The Court of Appeal has voided a ruling of a high court that nullified the controversial Section 84 (12) of the Electoral Act 2022.
Although the appellate court, essentially, validated the controversial law, it said it would have ruled otherwise if the main suit was properly brought before it.
The law bars political appointees like attorney-general Malami from seeking elective public office or voting as delegates in a party primary unless they resign their positions.
The Court of Appeal in Abuja, on Wednesday, voided the judgment of the Federal High Court in Umuahia, Abia State, which nullified the controversial section.
Delivering its judgment, on Wednesday, a three-member panel of the appellate court headed by Hamma Barka, held that the Federal High Court, Umuahia, lacked jurisdiction to have adjudicated the suit.

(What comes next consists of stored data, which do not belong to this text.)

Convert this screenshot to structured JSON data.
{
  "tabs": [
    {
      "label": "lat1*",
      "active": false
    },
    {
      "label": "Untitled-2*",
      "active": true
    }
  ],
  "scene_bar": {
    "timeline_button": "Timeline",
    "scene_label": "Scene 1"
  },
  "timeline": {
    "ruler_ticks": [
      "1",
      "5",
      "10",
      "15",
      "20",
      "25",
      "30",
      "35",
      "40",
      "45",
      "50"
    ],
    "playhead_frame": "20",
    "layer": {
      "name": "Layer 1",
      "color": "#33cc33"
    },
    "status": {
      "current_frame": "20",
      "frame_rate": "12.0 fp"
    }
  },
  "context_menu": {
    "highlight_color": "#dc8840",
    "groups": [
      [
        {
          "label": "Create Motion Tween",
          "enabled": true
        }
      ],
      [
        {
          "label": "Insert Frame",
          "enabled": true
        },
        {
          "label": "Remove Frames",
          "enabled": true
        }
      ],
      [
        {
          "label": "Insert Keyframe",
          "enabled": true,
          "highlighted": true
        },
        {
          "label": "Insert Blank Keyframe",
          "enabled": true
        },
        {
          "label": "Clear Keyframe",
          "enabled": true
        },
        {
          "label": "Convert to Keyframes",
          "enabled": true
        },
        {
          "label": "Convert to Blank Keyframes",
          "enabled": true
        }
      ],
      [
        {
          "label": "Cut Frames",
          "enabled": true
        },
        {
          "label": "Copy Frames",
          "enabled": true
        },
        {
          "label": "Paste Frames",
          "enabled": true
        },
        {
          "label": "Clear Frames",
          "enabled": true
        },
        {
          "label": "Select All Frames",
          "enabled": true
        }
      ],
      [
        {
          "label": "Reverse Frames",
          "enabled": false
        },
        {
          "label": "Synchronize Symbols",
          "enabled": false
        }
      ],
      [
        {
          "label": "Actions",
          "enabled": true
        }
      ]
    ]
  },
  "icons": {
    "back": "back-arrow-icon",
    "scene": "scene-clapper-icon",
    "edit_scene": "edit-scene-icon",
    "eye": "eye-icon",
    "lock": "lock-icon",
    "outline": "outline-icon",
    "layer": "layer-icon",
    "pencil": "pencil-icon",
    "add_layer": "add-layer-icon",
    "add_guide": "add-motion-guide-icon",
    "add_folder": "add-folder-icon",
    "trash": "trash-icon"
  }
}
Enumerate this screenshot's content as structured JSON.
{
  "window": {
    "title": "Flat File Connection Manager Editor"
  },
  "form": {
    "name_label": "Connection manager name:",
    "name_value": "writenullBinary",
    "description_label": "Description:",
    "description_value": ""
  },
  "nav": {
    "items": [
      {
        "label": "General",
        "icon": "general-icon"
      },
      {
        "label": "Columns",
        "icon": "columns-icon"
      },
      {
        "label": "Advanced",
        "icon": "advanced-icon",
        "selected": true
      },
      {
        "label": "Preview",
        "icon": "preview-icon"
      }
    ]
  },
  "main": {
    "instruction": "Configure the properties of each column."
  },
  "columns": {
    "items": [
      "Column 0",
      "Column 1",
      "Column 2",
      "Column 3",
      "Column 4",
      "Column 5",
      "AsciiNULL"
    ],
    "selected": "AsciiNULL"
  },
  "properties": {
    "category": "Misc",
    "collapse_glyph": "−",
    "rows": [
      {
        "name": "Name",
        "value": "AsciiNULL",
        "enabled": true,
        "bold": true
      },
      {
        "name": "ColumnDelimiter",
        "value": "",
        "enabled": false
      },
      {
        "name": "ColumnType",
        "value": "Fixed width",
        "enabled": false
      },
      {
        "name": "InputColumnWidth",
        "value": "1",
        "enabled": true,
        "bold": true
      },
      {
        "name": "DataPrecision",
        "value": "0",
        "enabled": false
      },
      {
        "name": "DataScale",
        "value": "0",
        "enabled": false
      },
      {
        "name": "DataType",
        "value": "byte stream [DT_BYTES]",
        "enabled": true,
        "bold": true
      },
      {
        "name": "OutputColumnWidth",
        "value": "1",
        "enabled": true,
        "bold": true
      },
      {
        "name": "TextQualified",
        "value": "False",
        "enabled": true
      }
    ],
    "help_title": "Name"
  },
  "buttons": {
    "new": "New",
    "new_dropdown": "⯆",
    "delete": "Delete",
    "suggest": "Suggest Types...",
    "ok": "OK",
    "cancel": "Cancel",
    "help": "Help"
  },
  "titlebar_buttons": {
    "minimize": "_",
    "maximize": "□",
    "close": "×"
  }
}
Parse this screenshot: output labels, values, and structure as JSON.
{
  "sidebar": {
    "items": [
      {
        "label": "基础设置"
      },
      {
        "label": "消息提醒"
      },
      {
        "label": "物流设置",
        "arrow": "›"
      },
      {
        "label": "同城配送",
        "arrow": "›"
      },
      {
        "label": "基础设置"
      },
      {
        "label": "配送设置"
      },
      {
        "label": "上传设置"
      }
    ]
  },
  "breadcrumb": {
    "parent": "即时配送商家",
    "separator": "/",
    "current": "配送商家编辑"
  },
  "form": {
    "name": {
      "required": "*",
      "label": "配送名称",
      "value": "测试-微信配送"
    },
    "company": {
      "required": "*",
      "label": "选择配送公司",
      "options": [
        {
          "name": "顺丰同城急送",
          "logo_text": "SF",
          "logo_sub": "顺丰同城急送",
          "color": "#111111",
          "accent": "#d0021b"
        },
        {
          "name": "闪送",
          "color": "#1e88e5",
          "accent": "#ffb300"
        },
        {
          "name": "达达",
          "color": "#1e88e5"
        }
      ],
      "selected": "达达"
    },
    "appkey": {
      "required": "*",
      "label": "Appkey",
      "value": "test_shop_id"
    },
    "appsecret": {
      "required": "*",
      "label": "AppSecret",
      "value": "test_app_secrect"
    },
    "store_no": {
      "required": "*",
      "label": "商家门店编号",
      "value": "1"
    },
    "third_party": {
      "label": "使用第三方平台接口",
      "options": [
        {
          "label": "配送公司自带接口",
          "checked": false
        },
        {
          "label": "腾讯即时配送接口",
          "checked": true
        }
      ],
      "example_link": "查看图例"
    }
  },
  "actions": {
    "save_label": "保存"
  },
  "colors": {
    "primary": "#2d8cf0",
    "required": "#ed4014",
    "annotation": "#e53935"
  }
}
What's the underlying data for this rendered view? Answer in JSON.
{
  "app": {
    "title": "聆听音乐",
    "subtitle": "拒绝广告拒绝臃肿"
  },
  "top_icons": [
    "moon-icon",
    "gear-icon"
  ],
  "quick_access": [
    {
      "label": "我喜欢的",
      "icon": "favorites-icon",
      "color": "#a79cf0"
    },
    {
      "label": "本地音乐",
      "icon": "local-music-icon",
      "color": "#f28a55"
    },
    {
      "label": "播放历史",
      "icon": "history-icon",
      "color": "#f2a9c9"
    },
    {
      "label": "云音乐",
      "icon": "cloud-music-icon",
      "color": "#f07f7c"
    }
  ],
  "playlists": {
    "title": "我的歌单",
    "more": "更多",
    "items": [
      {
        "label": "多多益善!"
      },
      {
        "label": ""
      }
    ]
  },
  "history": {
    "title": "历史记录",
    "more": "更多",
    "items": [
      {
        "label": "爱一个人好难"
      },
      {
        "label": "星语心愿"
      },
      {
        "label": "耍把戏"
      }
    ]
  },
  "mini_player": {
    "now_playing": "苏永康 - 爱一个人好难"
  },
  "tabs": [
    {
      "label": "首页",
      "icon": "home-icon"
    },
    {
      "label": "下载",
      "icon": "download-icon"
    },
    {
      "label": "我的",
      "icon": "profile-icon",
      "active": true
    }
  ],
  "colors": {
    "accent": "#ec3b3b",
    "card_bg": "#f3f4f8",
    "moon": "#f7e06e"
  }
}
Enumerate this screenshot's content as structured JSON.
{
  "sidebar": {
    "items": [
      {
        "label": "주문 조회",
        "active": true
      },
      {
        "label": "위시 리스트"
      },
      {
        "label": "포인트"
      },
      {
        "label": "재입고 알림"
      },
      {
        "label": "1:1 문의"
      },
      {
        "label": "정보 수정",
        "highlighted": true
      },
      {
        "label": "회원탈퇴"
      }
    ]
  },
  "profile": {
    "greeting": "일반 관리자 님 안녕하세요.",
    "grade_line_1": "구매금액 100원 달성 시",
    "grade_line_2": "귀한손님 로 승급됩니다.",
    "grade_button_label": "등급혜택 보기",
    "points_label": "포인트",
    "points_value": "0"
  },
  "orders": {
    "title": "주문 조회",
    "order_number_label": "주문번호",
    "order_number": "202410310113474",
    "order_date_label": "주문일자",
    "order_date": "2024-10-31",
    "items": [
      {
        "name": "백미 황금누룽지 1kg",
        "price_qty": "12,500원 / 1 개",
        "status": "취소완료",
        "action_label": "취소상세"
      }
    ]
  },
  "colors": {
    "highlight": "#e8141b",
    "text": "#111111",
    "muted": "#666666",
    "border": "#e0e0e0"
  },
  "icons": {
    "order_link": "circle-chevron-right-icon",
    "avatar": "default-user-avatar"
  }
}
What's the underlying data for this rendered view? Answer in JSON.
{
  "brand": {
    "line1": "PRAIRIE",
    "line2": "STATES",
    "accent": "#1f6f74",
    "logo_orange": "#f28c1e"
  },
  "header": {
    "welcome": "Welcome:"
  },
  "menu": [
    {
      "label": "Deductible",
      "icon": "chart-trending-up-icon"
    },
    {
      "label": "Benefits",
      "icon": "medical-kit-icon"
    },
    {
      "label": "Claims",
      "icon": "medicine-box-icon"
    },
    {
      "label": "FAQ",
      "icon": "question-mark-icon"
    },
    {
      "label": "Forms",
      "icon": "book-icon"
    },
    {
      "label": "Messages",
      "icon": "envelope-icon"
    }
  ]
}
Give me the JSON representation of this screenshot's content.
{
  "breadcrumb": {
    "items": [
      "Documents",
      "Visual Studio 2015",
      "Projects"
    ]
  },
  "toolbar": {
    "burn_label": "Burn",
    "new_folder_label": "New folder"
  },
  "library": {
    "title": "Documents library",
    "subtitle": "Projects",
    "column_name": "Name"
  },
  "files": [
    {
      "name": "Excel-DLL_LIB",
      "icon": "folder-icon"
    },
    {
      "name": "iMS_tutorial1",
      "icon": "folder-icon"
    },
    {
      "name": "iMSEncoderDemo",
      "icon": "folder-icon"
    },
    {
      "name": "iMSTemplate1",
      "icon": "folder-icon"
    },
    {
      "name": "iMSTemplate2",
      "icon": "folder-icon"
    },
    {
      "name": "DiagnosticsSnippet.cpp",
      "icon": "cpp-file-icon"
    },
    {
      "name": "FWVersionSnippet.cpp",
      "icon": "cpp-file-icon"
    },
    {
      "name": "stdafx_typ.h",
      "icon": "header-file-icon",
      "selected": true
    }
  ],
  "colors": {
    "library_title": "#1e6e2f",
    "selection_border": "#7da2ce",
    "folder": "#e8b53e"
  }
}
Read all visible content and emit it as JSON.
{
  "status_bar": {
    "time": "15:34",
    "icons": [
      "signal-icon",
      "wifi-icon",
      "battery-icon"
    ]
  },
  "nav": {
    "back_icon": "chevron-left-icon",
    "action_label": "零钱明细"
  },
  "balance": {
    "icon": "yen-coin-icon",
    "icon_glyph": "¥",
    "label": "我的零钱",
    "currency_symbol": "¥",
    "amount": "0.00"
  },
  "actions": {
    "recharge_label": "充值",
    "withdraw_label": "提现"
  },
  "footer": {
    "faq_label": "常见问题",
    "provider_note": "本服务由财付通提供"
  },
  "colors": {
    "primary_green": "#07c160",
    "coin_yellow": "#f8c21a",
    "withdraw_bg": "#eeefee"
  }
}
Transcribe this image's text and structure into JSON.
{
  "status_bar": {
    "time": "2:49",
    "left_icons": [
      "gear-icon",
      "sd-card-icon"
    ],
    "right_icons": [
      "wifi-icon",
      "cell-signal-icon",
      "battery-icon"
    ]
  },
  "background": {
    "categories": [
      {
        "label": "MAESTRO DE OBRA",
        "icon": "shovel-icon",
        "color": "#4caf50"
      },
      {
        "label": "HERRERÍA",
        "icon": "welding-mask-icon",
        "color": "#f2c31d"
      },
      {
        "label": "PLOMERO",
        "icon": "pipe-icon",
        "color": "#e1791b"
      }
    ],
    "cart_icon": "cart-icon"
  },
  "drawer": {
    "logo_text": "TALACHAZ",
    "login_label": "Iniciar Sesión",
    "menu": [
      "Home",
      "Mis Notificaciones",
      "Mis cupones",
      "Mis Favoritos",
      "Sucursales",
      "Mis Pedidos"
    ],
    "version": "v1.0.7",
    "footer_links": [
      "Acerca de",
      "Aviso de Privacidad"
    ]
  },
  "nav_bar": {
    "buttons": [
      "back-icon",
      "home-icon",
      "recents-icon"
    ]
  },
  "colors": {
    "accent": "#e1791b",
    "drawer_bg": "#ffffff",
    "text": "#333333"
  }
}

The appellate court further said the plaintiff, Nduka Edede, lacked the legal standing to have filed the case.
The panel also held that Mr Edede did not establish any cause of action that would have given the grounds to approach the court over the matter.
Consequently, the appellate court struck out the case marked: FHC/UM/CS/26/2022 which Mr Edede lodged before the federal court in Umuahia.
The judgment was on the appeal marked: CA/OW/87/2022 and filed by the Peoples Democratic Party, PDP.
Buhari while signing the amended bill into law in February, urged the parliament to expunge Clause 84(12) of the Act.
The clause reads:
No political appointee at any level shall be a voting delegate or be voted for at the convention or congress of any political party for the purpose of the nomination of candidates for any election.”
The Court of Appeal said if it were to decide the case on its merit, the provision is unconstitutional because it is in conflict with Section 42 (1)(a) of the constitution.
The court said the controversial clause in the Electoral Act denies a class of Nigerians their right to participate in elections.